The protection of the planetary atmosphere from harmful ultraviolet stellar radiation largely depends on the metallicity of the host star. /MPS/hormesdesign.de
The researchers reached these conclusions after modeling the atmospheres of hypothetical Earth-like planets housed in stars with different metallicities, thus confirming that worlds located around metal-poor stars are the ones with the highest UV protection, which has implications for the search for potential life beyond our planet.
This discovery could be useful for future space missions, such as the mission DISH of the European Space Agency (ESA), which from 2026 will search a wide range of stars in search of signs of habitable exoplanets.
Increasingly difficult scenario for life
Furthermore, the study reaches a paradoxical conclusion: as the universe ages, it is likely to become increasingly hostile to life. Metals and other heavy elements form inside stars at the end of their multi-billion-year lives and, depending on their mass, are released into space in the form of stellar winds or supernova explosions. They are the building material for the next generation of stars.
The study reaches an almost paradoxical conclusion: as the universe ages, it is likely to become increasingly hostile to life.

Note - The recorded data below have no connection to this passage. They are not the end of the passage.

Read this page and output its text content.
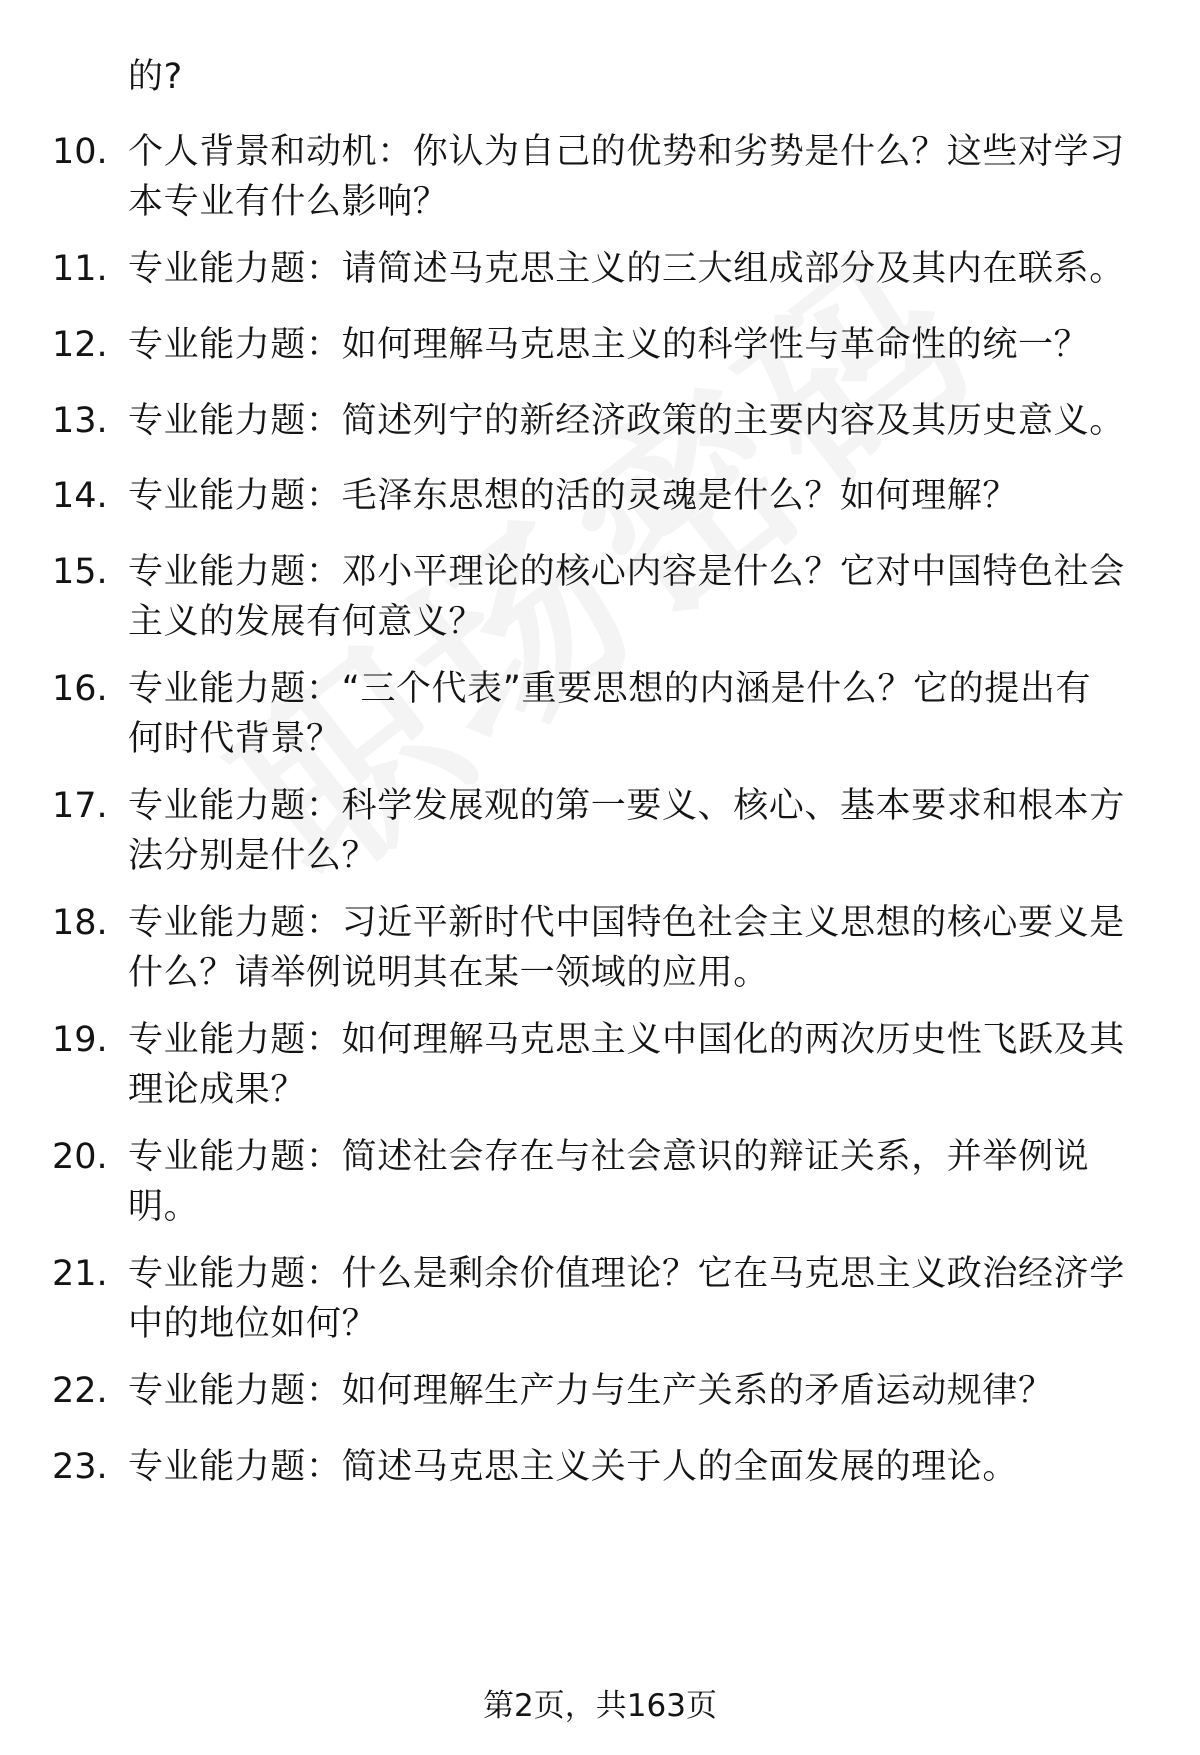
的?
10. 个人背景和动机：你认为自己的优势和劣势是什么？这些对学习
本专业有什么影响？
11. 专业能力题：请简述马克思主义的三大组成部分及其内在联系。
12. 专业能力题：如何理解马克思主义的科学性与革命性的统一？
13. 专业能力题：简述列宁的新经济政策的主要内容及其历史意义。
14. 专业能力题：毛泽东思想的活的灵魂是什么？如何理解？
15. 专业能力题：邓小平理论的核心内容是什么？它对中国特色社会
主义的发展有何意义？
16. 专业能力题：“三个代表”重要思想的内涵是什么？它的提出有
何时代背景？
17. 专业能力题：科学发展观的第一要义、核心、基本要求和根本方
法分别是什么？
18. 专业能力题：习近平新时代中国特色社会主义思想的核心要义是
什么？请举例说明其在某一领域的应用。
19. 专业能力题：如何理解马克思主义中国化的两次历史性飞跃及其
理论成果？
20. 专业能力题：简述社会存在与社会意识的辩证关系，并举例说
明。
21. 专业能力题：什么是剩余价值理论？它在马克思主义政治经济学
中的地位如何？
22. 专业能力题：如何理解生产力与生产关系的矛盾运动规律？
23. 专业能力题：简述马克思主义关于人的全面发展的理论。
第2页，共163页
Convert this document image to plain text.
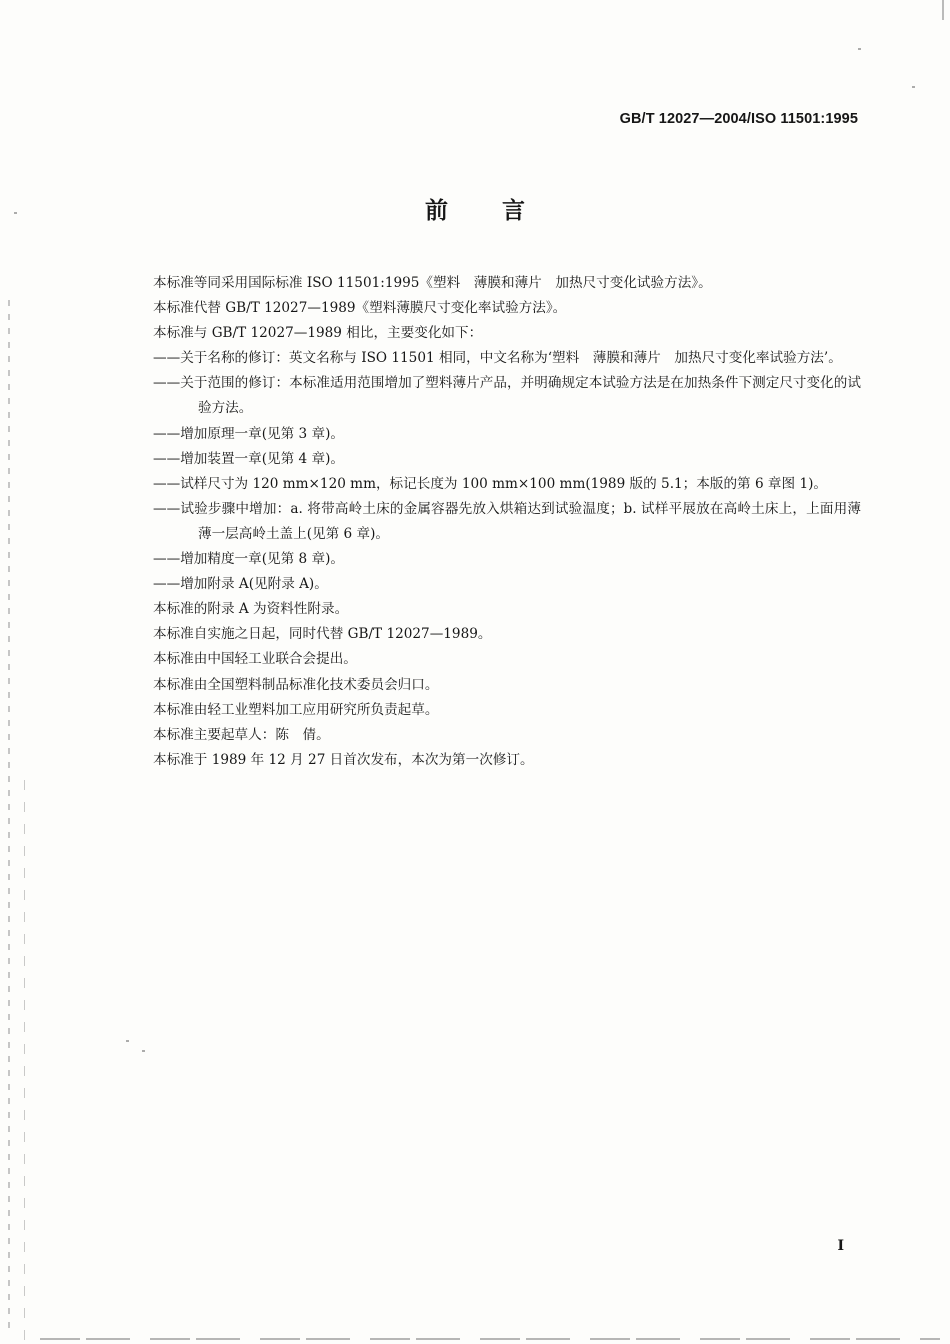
GB/T 12027—2004/ISO 11501:1995
前言

本标准等同采用国际标准 ISO 11501:1995《塑料　薄膜和薄片　加热尺寸变化试验方法》。

本标准代替 GB/T 12027—1989《塑料薄膜尺寸变化率试验方法》。

本标准与 GB/T 12027—1989 相比，主要变化如下：

——关于名称的修订：英文名称与 ISO 11501 相同，中文名称为‘塑料　薄膜和薄片　加热尺寸变化率试验方法’。

——关于范围的修订：本标准适用范围增加了塑料薄片产品，并明确规定本试验方法是在加热条件下测定尺寸变化的试验方法。

——增加原理一章(见第 3 章)。

——增加装置一章(见第 4 章)。

——试样尺寸为 120 mm×120 mm，标记长度为 100 mm×100 mm(1989 版的 5.1；本版的第 6 章图 1)。

——试验步骤中增加：a. 将带高岭土床的金属容器先放入烘箱达到试验温度；b. 试样平展放在高岭土床上，上面用薄薄一层高岭土盖上(见第 6 章)。

——增加精度一章(见第 8 章)。

——增加附录 A(见附录 A)。

本标准的附录 A 为资料性附录。

本标准自实施之日起，同时代替 GB/T 12027—1989。

本标准由中国轻工业联合会提出。

本标准由全国塑料制品标准化技术委员会归口。

本标准由轻工业塑料加工应用研究所负责起草。

本标准主要起草人：陈　倩。

本标准于 1989 年 12 月 27 日首次发布，本次为第一次修订。

I
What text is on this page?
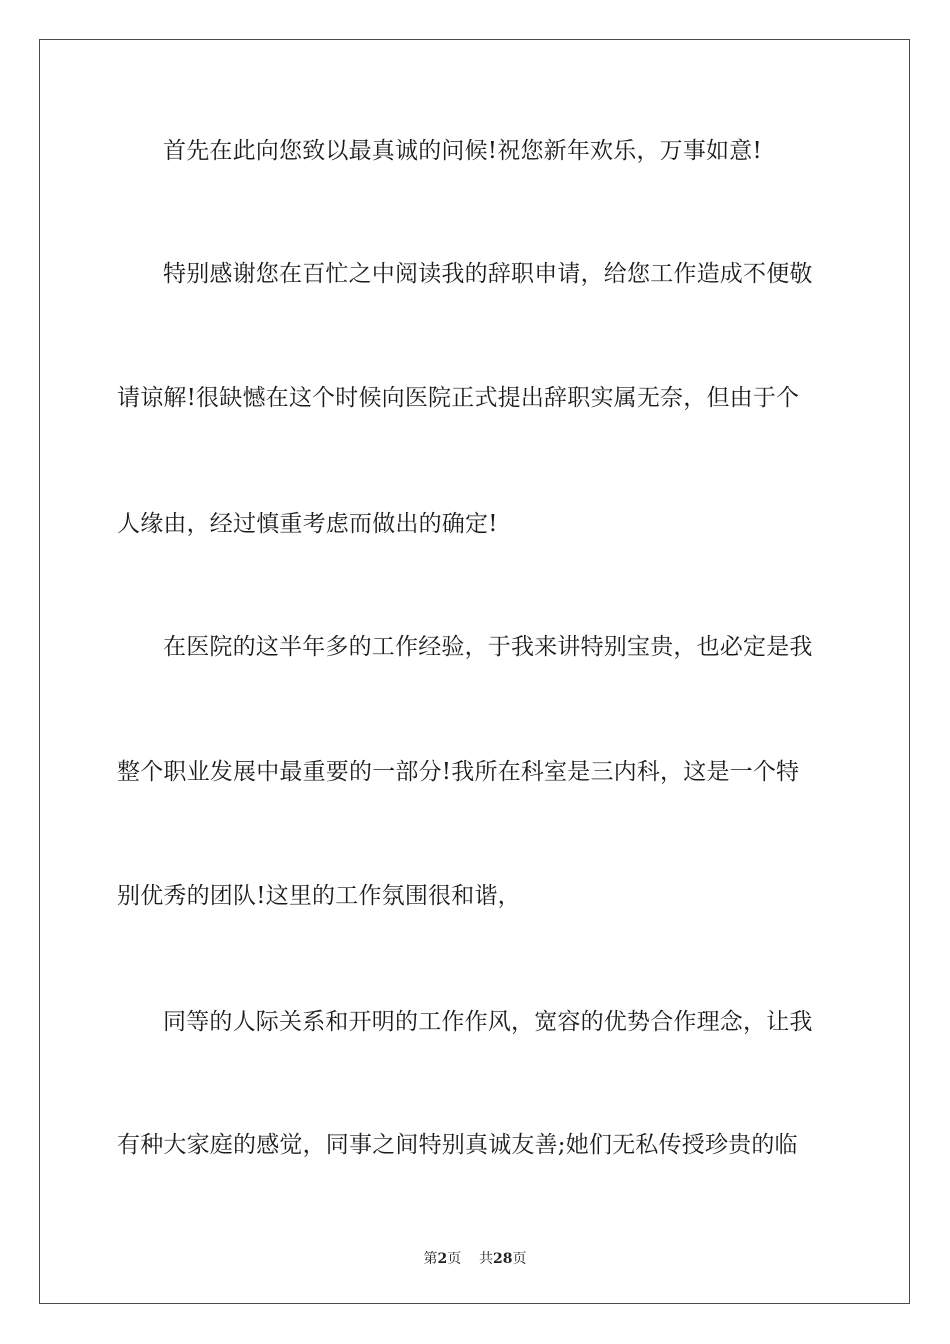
首先在此向您致以最真诚的问候!祝您新年欢乐，万事如意!

特别感谢您在百忙之中阅读我的辞职申请，给您工作造成不便敬

请谅解!很缺憾在这个时候向医院正式提出辞职实属无奈，但由于个

人缘由，经过慎重考虑而做出的确定!

在医院的这半年多的工作经验，于我来讲特别宝贵，也必定是我

整个职业发展中最重要的一部分!我所在科室是三内科，这是一个特

别优秀的团队!这里的工作氛围很和谐，

同等的人际关系和开明的工作作风，宽容的优势合作理念，让我

有种大家庭的感觉，同事之间特别真诚友善;她们无私传授珍贵的临

第2页 共28页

“So each newly formed star has more metal-rich building material available than its predecessors: stars in the universe are becoming more metal-rich with each generation,” says Shapiro.
According to the authors, the probability of stellar systems producing life also decreases as the universe ages. However, their search outside Earth is not in vain.
After all, many stars that host exoplanets are similar in age to the Sun, and we know that our star is home to complex and interesting life forms on at least one of its planets.
Reference:
Anna V. Shapiro et al. “Stars rich in metals are less suitable for the evolution of life on their planets”. Nature Communications, 2023.